Discovery site	Keck and Subaru telescopes
Discovery date	July 1, 2005
Detection method	Radial velocity
Orbital characteristics
Semi-major axis	0.042 AU
Eccentricity	(fixed) 0
Orbital period	2.8758882 ± 0.0000061 d ^[1]
Longitude of periastron	-
Time of periastron	2,453,530.751 (transit time) JD
Semi-amplitude	43.2 ± 2.6 m/s
Physical characteristics
Mean radius	0.725 ± 0.03 R_J
Mass	0.36 ± 0.03 M_J
Temperature	2300 ± 200 K^[2]

HD 149026 b, is a transiting extrasolar planet orbiting the star HD 149026. It is notable for the presence of an exceptionally large planetary core suggested by measurements of its radius and mass.

1 Discovery
2 Characteristics
3 Theoretical consequences
4 See also
5 References
6 External links

[edit] Discovery

The planet was discovered by the N2K Consortium in 2005, which searches stars for closely orbiting giant planets similar to 51 Pegasi b using the highly successful radial velocity method. The spectrum of the star was studied from the Keck and Subaru Telescopes. After the planet was first detected from the Doppler effect it caused in the light of the host star, it was studied for transits at the Fairborn Observatory. A tiny decrease of light (0.003 magnitudes) was detected every time the planet was transiting the star, thus confirming its existence. ^[3]

Although the change of brightness caused by the transiting planet is tiny, it is detectable by amateur astronomers, providing an opportunity for amateurs to make important astronomical contributions. Indeed, one amateur astronomer, Ron Bissinger, actually detected a partial transit a day before the discovery was published. ^[4]

[edit] Characteristics

Comparison of the inner core of the extrasolar planet HD 149026b and Jupiter

The planet orbits the star in a so-called "torch orbit". One revolution around the star takes only a little less than three Earth days to complete. The planet is less massive than Jupiter (0.36 times Jupiter's mass, or 114 times Earth's mass) but more massive than Saturn. The temperature of the planet was initially estimated to be about 1540 K based on a reasonable albedo value of 0.3, making the planet a borderline case between the Class IV and Class V planets in the Sudarsky classification scheme.^[3] Its day-side brightness temperature was subsequently directly measured as 2,300 ± 200 K by comparing the combined emissions of star and planet at 8 μm wavelength before and during a transit event.
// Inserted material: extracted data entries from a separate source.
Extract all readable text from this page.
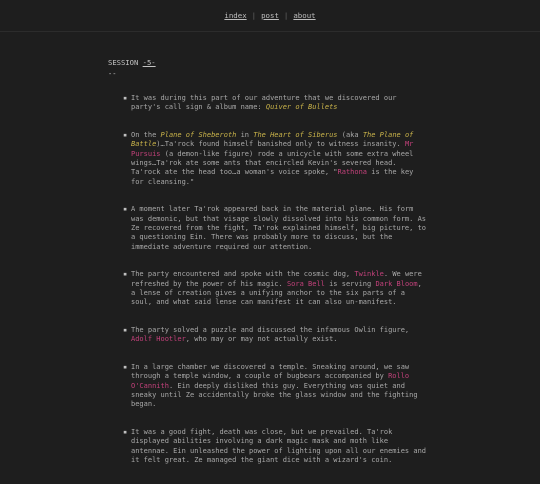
index | post | about
SESSION -5-
--
▪ It was during this part of our adventure that we discovered our party's call sign & album name: Quiver of Bullets
▪ On the Plane of Sheberoth in The Heart of Siberus (aka The Plane of Battle)…Ta'rock found himself banished only to witness insanity. Mr Pursuis (a demon-like figure) rode a unicycle with some extra wheel wings…Ta'rok ate some ants that encircled Kevin's severed head. Ta'rock ate the head too…a woman's voice spoke, "Rathona is the key for cleansing."
▪ A moment later Ta'rok appeared back in the material plane. His form was demonic, but that visage slowly dissolved into his common form. As Ze recovered from the fight, Ta'rok explained himself, big picture, to a questioning Ein. There was probably more to discuss, but the immediate adventure required our attention.
▪ The party encountered and spoke with the cosmic dog, Twinkle. We were refreshed by the power of his magic. Sora Bell is serving Dark Bloom, a lense of creation gives a unifying anchor to the six parts of a soul, and what said lense can manifest it can also un-manifest.
▪ The party solved a puzzle and discussed the infamous Owlin figure, Adolf Hootler, who may or may not actually exist.
▪ In a large chamber we discovered a temple. Sneaking around, we saw through a temple window, a couple of bugbears accompanied by Rollo O'Cannith. Ein deeply disliked this guy. Everything was quiet and sneaky until Ze accidentally broke the glass window and the fighting began.
▪ It was a good fight, death was close, but we prevailed. Ta'rok displayed abilities involving a dark magic mask and moth like antennae. Ein unleashed the power of lighting upon all our enemies and it felt great. Ze managed the giant dice with a wizard's coin.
This extremely high temperature indicates that the planet must absorb essentially all of the starlight that falls on it, making it unusually dark in color.^[2]^[5]

There are a number of such "hot Saturns", but HD 149026 b is so far unique. It has been described as a "hell planet", being charcoal black in color and a burnt magma hue in starlight^{[citation needed]}. Surface temperatures are above the boiling point of lead. Most transiting planets have radii comparable to Jupiter's or more; however, the radius of HD 149026 b is only about 73% that of Jupiter (or 83% that of Saturn), meaning that the planet is unexpectedly dense for a gas giant of its mass. It may have an exceptionally large core composed of elements heavier than hydrogen and helium.^[3] Theoretical models give the core a mass of 70 times Earth's mass. In fact, the planet may have more rocky^{[citation needed]} and metallic material^{[citation needed]} than all the planets in our Solar system combined.^{[citation needed]}

Robert Naeye speculated that the gravity could be as high as ten g (ten times gravity on Earth's surface) on the surface of the core.^[6]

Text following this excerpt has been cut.